Saturday, October 27, 2018

Historic Sites Face Risk from Rising Seas

Venice has been at hazard from rising seas for years.  But so now are almost all historic sites near Mediterranean coasts, a survey finds.

Some of the planet’s most historic sites could by 2100 face damage or outright destruction in a warming world.  Scientists who surveyed 49 World Heritage Sites in the Mediterranean report that 47 of them are at some degree of risk from future sea level rise.

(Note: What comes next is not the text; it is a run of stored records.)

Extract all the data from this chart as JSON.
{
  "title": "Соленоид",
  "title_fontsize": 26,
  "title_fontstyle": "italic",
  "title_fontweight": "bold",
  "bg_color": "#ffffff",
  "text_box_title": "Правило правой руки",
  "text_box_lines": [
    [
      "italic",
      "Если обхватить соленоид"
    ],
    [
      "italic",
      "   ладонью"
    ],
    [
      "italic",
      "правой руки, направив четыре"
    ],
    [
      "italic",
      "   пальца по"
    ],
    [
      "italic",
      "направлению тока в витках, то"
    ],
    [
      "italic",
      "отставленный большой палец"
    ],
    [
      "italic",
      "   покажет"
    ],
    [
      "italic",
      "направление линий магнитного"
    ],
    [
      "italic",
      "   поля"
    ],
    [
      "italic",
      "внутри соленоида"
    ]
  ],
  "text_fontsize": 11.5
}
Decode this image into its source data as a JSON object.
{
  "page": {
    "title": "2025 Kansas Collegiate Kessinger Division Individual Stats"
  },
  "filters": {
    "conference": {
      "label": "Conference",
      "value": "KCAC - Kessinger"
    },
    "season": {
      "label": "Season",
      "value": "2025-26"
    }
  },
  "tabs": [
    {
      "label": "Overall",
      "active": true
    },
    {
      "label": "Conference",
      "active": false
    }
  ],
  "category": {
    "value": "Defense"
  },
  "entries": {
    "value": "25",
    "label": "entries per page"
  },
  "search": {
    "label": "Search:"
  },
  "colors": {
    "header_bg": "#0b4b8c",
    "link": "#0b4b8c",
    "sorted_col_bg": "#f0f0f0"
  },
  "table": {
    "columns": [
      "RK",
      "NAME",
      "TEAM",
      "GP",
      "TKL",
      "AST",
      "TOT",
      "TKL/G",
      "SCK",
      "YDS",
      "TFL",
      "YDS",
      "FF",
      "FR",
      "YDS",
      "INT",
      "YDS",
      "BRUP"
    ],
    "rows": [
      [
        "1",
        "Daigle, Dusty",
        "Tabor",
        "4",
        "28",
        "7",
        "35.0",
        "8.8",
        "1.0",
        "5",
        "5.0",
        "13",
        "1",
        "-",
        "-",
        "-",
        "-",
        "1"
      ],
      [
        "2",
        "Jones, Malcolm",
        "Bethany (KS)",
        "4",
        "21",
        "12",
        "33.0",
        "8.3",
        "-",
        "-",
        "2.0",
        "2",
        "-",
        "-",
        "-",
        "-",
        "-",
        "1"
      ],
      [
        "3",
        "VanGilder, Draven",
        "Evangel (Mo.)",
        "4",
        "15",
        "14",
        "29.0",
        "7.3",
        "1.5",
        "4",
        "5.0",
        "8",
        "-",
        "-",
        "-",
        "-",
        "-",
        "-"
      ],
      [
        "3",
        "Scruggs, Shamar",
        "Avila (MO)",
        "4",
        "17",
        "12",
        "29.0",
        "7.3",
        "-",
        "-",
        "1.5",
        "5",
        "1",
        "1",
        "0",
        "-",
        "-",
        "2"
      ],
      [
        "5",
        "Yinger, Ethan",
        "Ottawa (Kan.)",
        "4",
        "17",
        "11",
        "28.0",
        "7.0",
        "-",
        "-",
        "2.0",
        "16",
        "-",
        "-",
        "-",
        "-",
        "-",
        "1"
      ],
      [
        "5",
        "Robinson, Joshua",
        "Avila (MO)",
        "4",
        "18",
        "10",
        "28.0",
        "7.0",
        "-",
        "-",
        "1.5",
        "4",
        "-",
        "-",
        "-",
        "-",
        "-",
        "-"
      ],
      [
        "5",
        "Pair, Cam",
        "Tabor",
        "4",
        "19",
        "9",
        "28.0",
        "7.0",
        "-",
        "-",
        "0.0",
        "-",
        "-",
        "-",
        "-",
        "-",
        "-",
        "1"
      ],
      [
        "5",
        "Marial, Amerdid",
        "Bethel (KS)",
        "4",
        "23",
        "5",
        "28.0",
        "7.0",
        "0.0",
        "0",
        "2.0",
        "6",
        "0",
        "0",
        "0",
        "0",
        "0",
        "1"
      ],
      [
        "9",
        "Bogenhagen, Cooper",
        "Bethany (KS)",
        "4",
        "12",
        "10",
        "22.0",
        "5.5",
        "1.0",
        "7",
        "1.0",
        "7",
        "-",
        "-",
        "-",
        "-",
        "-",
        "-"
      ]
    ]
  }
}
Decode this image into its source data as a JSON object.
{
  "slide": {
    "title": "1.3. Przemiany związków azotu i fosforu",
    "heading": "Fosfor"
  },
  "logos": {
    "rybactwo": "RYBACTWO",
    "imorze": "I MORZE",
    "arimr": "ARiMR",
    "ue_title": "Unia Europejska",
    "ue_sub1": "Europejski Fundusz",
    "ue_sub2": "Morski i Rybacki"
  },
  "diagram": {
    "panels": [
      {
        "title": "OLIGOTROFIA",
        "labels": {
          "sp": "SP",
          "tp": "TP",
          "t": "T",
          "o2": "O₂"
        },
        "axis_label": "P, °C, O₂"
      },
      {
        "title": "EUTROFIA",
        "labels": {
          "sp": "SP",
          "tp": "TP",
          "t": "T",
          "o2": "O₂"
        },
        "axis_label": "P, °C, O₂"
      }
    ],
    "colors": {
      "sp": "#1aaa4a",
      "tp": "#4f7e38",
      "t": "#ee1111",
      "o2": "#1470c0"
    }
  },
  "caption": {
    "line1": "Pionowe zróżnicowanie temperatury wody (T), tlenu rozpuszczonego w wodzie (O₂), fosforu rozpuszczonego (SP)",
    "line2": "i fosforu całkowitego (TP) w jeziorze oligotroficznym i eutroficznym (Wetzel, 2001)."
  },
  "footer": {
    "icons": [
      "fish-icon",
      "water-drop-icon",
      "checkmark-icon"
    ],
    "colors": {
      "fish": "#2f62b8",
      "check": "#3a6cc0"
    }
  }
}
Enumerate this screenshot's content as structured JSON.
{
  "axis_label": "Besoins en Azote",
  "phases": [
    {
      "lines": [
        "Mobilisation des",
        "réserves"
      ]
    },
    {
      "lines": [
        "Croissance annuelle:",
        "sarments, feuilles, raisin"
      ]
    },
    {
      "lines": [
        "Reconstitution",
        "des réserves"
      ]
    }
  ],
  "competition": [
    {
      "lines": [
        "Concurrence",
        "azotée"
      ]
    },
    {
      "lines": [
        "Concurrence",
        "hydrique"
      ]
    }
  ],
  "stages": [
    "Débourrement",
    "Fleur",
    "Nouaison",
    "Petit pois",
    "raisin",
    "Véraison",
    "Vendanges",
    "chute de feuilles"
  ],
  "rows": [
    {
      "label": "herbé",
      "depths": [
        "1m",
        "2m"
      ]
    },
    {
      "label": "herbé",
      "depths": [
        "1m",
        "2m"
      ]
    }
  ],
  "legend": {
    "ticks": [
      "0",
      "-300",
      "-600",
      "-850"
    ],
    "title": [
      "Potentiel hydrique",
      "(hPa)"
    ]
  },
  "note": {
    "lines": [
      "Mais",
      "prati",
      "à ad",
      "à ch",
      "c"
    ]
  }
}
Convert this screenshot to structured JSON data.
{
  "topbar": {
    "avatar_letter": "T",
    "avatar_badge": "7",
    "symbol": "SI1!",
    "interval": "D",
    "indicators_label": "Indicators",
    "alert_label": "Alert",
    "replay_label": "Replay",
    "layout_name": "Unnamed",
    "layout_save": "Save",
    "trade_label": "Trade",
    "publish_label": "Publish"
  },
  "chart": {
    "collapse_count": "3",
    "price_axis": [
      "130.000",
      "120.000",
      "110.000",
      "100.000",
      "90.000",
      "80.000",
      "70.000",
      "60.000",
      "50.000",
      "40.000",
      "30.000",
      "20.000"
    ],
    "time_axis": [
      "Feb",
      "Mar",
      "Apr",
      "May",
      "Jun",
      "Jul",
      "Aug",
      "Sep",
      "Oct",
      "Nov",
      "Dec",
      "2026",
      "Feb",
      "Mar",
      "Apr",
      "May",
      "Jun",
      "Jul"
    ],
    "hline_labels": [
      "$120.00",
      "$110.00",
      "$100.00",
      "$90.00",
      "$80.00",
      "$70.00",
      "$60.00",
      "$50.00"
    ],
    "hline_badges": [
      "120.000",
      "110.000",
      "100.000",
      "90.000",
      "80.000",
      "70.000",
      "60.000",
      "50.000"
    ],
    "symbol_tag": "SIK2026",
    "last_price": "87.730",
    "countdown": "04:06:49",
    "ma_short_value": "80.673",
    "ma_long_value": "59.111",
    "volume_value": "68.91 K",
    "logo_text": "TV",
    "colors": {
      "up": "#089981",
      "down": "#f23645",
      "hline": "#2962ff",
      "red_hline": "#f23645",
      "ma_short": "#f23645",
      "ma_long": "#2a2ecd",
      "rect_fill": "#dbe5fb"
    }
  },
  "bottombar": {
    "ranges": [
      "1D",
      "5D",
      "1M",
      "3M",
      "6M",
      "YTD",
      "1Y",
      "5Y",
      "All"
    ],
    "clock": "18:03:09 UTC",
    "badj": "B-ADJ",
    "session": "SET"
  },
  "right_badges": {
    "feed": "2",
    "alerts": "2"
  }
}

As ever-higher levels of carbon dioxide enter the atmosphere to warm the planet, so global sea levels creep ever higher.  And this constant threat of attrition by ever-higher tides and storm surges poses an ever-higher risk to a suite of cities, sites, and ruins declared by UNESCO, the UN Educational, Scientific and Cultural Organisation, to be of global importance, and in need of careful preservation.

The locations most at risk include the city of Venice, the medieval city of Rhodes, the old city of Dubrovnik, and the ruins of Carthage in Tunisia.

The researchers considered the hazard of what is now a once-in-a-century storm surge occurring, as the seas rise by almost 1.5 meters by 2100.  By then, they found, storm surges that now occur once a century could be happening several times every year.

“Many of these heritage sites will slowly disappear with sea level rise, even though these sites are important parts of human history”

Increasingly, coastal flooding and erosion could damage, deface or completely obliterate landmarks that played a pivotal role in world history.  All the sites have important intangible value as icons of civilization; many of them are popular tourist destinations, and their disappearance could only mean huge economic losses as well.

Such studies are launched to alert governments, civic authorities, and communities to the need for action.  Venice, in particular, has been a subject of national and international concern for decades.  The surprise in the latest research, in the journal Nature Communications, is that of the 49 sites investigated, 37 are vulnerable to storm surge, 42 to coastal erosion − and many of them to both.